Dear Jason Gray,

I stand by the assertion that all poetry and religions are a cry in the dark towards the endless something that we can’t reach. Radiation King is a violent smash of the most basic parts of our being into that void of dark matter, of beginning and ending, of whatever next is. In the poem “THE VISIBLE SPECTRA”, you actually name this uncertain variable and complicate it: “The latest math finds ninety-five percent / Of the universe subluminous: dark matter, / Dark energy. We don’t know what it is, / Except it isn’t dark.” This dark, endless mystery is no longer dark. It is made into something familiar through your words. You bring the abstract expansive dark to the light, describing what can only be described as nothingness, as we sing along to this explosive, scientifically generated poetry.

You look down so closely at the cells of your own reality that it quickly becomes recognizable as anyone’s cells. The amount of care and thoughtfulness and personality that goes into the choice of each description brings the reader closer to what you see, and closer to the way we might see the world. It becomes important that it is my cells that you are talking about because it is so urgent the way you are conveying the message. This book already feels necessary, but your tone of urgency makes it seem even more important that we read it. The exaltation of the smallest, most irreplaceable pieces of our being: the atom. Treated as if they are to be respected and feared, little gods. Hydrogen bombs are more human than humans in this post-apocalyptic daydream. Someone had to write this in the terrifying, increasingly pre-apocalyptic world we live in. I’m grateful you were the one to do it. Who else could have held the drama and desperation in: “By the time Andromeda /Is our permanent firework, someone /Is watching us, and we are ghosts.” For the empathy of: “but death is not a rabbit/ Pulled from your coat on a crowded subway”.

The tone drifts from solemn and desperate, as in “RED”, to satirical, as in “US RADIUM’S FINEST PERSONNEL MAN TO THE NEW RECRUITS”. The former using words like “scratching at the walls” and “The Wolf can see you / Riding Hood so run / Run run, run Red run” twisting the tone to life or death. The latter of the two, with death, apocalypse, radiation, and quiet violence permeating every pore, feels undeniably like a fresh White Noise (by Don Delillo).

“COLOR IS AN EVENT” marks the center of the book, and continues your cry into the darkness, into the unknown, towards the end. In this section, the specific detail makes me feel as though I am walking in to your fever dream and waking up in my own. All the details are so specific and thoughtful that we can see it as clearly as if it was our own thought, but it feels so personal it must be a dream. Each poem feels almost like an obituary in the wake of the impossibility of tomorrow.

Blue: “Oh sweet shipwreck. / I would de-blue you stitch / By stitch, raise the bluest flame from your skin / With every kiss, flood and loose every vein / Until all left is your cloud-breaking peak.”

Violet: “A little massacre, or, a massacre / Of little things, the slow lurch of sea snails / Made them immensely catchable.” You make it seem so obvious, and yet so specific and absurd, we could never have thought of it. Of course this is what blue is the most. Of course violet is a massacre.

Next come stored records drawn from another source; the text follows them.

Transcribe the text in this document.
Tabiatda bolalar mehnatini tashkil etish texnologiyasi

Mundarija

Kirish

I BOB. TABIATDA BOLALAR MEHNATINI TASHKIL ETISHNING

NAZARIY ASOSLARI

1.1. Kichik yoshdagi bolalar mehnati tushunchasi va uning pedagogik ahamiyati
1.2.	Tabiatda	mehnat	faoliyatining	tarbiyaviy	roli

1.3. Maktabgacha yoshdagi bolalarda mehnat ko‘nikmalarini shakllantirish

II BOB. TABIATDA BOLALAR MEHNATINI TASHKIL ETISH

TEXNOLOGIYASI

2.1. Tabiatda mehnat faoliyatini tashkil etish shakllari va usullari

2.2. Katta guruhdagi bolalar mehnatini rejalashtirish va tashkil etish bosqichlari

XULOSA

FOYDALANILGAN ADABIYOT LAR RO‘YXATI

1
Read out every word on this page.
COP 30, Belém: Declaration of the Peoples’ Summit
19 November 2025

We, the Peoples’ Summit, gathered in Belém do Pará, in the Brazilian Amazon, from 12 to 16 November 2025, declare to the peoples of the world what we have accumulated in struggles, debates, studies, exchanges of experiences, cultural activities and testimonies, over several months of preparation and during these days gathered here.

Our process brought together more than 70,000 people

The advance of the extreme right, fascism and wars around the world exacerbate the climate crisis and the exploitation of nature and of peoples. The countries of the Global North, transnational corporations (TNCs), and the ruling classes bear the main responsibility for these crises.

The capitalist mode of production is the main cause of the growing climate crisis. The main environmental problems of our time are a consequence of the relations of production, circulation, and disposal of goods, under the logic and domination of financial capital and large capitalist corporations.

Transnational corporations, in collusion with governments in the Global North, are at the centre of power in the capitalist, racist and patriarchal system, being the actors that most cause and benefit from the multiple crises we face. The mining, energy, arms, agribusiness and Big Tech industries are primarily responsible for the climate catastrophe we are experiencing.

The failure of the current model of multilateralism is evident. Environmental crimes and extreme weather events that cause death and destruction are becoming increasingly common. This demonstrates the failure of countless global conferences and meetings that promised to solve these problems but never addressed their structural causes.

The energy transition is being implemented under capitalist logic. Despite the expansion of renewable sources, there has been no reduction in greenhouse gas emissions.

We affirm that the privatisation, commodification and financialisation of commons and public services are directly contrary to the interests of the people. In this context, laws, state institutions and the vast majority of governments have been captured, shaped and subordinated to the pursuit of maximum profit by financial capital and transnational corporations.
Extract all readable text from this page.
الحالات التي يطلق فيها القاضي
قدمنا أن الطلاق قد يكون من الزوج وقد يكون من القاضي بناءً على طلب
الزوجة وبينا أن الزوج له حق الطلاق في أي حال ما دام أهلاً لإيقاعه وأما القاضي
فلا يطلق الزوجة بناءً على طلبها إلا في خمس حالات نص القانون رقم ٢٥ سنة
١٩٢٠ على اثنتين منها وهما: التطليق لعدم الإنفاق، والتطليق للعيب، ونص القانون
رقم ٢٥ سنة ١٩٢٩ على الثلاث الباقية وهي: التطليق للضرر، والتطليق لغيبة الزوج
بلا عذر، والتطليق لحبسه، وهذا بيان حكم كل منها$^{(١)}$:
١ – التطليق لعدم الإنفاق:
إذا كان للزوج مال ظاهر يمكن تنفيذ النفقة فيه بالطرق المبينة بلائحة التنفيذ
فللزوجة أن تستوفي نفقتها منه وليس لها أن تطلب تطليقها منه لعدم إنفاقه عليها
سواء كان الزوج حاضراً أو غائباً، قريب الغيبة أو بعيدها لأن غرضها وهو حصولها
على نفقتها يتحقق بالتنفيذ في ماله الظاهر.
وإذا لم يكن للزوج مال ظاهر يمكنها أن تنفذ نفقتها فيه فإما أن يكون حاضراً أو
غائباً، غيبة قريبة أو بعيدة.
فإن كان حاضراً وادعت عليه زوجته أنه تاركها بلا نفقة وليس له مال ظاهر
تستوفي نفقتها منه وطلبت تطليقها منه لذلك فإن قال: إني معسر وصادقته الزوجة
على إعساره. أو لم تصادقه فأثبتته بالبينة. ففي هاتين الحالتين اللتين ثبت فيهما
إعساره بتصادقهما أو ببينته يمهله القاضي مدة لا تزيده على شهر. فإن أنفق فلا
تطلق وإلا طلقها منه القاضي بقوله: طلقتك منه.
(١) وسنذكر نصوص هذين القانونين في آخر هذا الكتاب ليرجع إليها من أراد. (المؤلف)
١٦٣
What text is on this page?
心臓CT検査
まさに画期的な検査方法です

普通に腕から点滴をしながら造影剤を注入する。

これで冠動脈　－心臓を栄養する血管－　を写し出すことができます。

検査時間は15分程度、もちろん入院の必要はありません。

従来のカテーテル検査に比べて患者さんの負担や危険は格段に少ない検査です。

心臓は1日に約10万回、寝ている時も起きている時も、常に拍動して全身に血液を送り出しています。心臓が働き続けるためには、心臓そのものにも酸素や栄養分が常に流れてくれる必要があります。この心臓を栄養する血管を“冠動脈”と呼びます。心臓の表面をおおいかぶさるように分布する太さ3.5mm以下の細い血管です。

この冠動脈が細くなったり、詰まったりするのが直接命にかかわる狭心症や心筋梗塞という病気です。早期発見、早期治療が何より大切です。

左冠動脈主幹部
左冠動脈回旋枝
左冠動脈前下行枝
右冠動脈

The book finally implodes into itself in the last section: “ATOMS”. Small breaths of words mark the beginning of each page, without title and in a consistent recognizable form, beginning only with “You have to start / Somewhere.” You bring us to the ocean, bring us back and back and back until we see the way you see. There is always that desperation, the need to “Clutch for anything.” The sea is the only thing left to save us, the thing that will bring us “To know if we’d corrode / Or heal.”

This book showed me that “The Universe is not collapsing back”, and somehow combines us all into a single atom that is the same. I feel the urgency. I feel the threat, without feeling hopeless. There is always connection.

Thank you for this cry,

Thank you for connecting us all so thoughtfully,

Death feels like delight in this collection,

Haley Morton

 


Haley Morton is a poetry student at the University of South Florida. Her work often centers around the experience of women, and the search for identity. She lives in Tampa, FL.